The Veteran's hearing loss disability is rated as noncompensable prior to August 9, 2017 and a 10% rating is granted from that date. The Board finds the evidence insufficient for service connection of asthma and COPD due to in-service exposure.
The deciding factor: The VA examiner did not provide an opinion regarding whether the Veteran's asthma and COPD are related to his in-service herbicide agent exposure or environmental conditions in Guam, as required by the February 2016 remand directive.
- Claimed conditions
- {"condition_name":"Bilateral Hearing Loss"}, {"condition_name":"Asthma and Chronic Obstructive Pulmonary Disease (COPD)"}
- How they argued it
- Not specified
- Exposure basis
- None
- Rating assigned
- None in this decision
- Decision date
- December 10, 2019
- Citation
- 19192673
This is a plain-language summary generated by AI from a public Board of Veterans’ Appeals decision.

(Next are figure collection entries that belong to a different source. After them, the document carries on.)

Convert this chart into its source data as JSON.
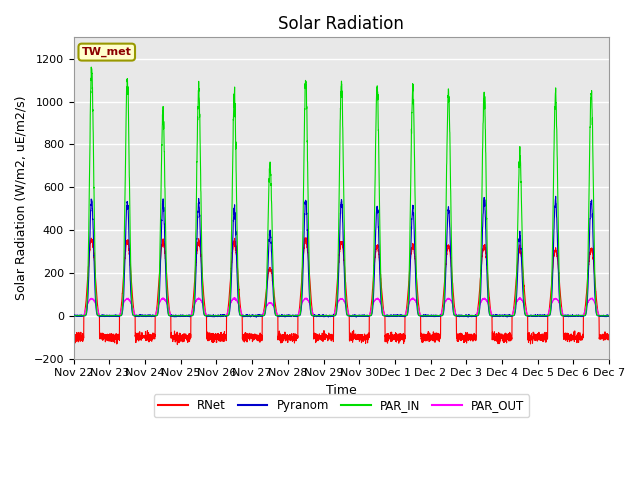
{
  "title": "Solar Radiation",
  "ylabel": "Solar Radiation (W/m2, uE/m2/s)",
  "xlabel": "Time",
  "station_label": "TW_met",
  "ylim": [
    -200,
    1300
  ],
  "yticks": [
    -200,
    0,
    200,
    400,
    600,
    800,
    1000,
    1200
  ],
  "n_days": 15,
  "xtick_labels": [
    "Nov 22",
    "Nov 23",
    "Nov 24",
    "Nov 25",
    "Nov 26",
    "Nov 27",
    "Nov 28",
    "Nov 29",
    "Nov 30",
    "Dec 1",
    "Dec 2",
    "Dec 3",
    "Dec 4",
    "Dec 5",
    "Dec 6",
    "Dec 7"
  ],
  "colors": {
    "RNet": "#ff0000",
    "Pyranom": "#0000cc",
    "PAR_IN": "#00dd00",
    "PAR_OUT": "#ff00ff"
  },
  "background_color": "#ffffff",
  "plot_bg_color": "#e8e8e8",
  "grid_color": "#ffffff",
  "par_in_peaks": [
    1150,
    1100,
    940,
    1050,
    1010,
    700,
    1090,
    1090,
    1060,
    1050,
    1040,
    1030,
    740,
    1040,
    1040
  ],
  "pyranom_peaks": [
    540,
    530,
    525,
    525,
    490,
    390,
    535,
    540,
    505,
    500,
    500,
    545,
    370,
    545,
    535
  ],
  "rnet_peaks": [
    355,
    350,
    345,
    345,
    340,
    220,
    355,
    345,
    325,
    325,
    325,
    325,
    310,
    310,
    310
  ],
  "par_out_peaks": [
    80,
    80,
    80,
    80,
    80,
    60,
    80,
    80,
    80,
    80,
    80,
    80,
    80,
    80,
    80
  ],
  "rnet_night": -100,
  "title_fontsize": 12,
  "label_fontsize": 9,
  "tick_fontsize": 8
}
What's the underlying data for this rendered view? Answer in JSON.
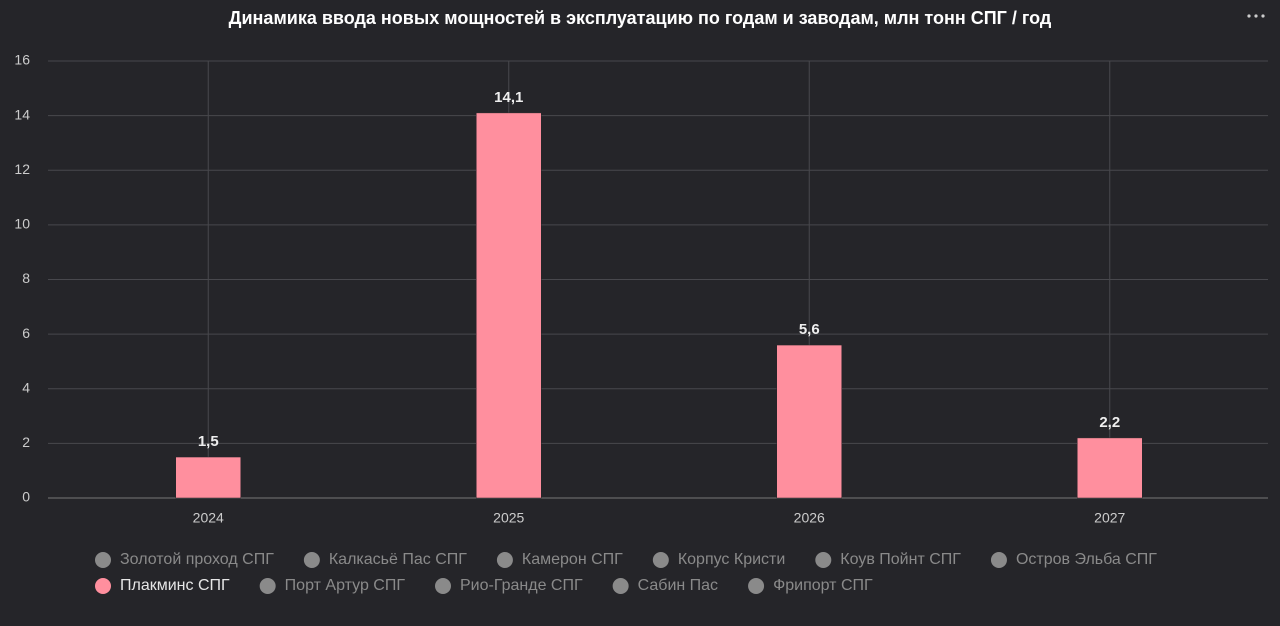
{
  "chart_data": {
    "type": "bar",
    "title": "Динамика ввода новых мощностей в эксплуатацию по годам и заводам, млн тонн СПГ / год",
    "categories": [
      "2024",
      "2025",
      "2026",
      "2027"
    ],
    "series": [
      {
        "name": "Золотой проход СПГ",
        "visible": false,
        "color": "#8a8a8a",
        "values": [
          null,
          null,
          null,
          null
        ]
      },
      {
        "name": "Калкасьё Пас СПГ",
        "visible": false,
        "color": "#8a8a8a",
        "values": [
          null,
          null,
          null,
          null
        ]
      },
      {
        "name": "Камерон СПГ",
        "visible": false,
        "color": "#8a8a8a",
        "values": [
          null,
          null,
          null,
          null
        ]
      },
      {
        "name": "Корпус Кристи",
        "visible": false,
        "color": "#8a8a8a",
        "values": [
          null,
          null,
          null,
          null
        ]
      },
      {
        "name": "Коув Пойнт СПГ",
        "visible": false,
        "color": "#8a8a8a",
        "values": [
          null,
          null,
          null,
          null
        ]
      },
      {
        "name": "Остров Эльба СПГ",
        "visible": false,
        "color": "#8a8a8a",
        "values": [
          null,
          null,
          null,
          null
        ]
      },
      {
        "name": "Плакминс СПГ",
        "visible": true,
        "color": "#ff8f9e",
        "values": [
          1.5,
          14.1,
          5.6,
          2.2
        ],
        "value_labels": [
          "1,5",
          "14,1",
          "5,6",
          "2,2"
        ]
      },
      {
        "name": "Порт Артур СПГ",
        "visible": false,
        "color": "#8a8a8a",
        "values": [
          null,
          null,
          null,
          null
        ]
      },
      {
        "name": "Рио-Гранде СПГ",
        "visible": false,
        "color": "#8a8a8a",
        "values": [
          null,
          null,
          null,
          null
        ]
      },
      {
        "name": "Сабин Пас",
        "visible": false,
        "color": "#8a8a8a",
        "values": [
          null,
          null,
          null,
          null
        ]
      },
      {
        "name": "Фрипорт СПГ",
        "visible": false,
        "color": "#8a8a8a",
        "values": [
          null,
          null,
          null,
          null
        ]
      }
    ],
    "ylim": [
      0,
      16
    ],
    "yticks": [
      0,
      2,
      4,
      6,
      8,
      10,
      12,
      14,
      16
    ],
    "grid": true
  }
}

It can contain errors — always verify against the original. Look up the original decision on VA.gov (opens in a new tab) using citation 19192673.
What this means for you
A remand is not a loss. The Board sent the case back for more development — often a new exam or missing records — before making a final decision. Many remands later end in a grant, and the decision spells out exactly what the Board wanted to see.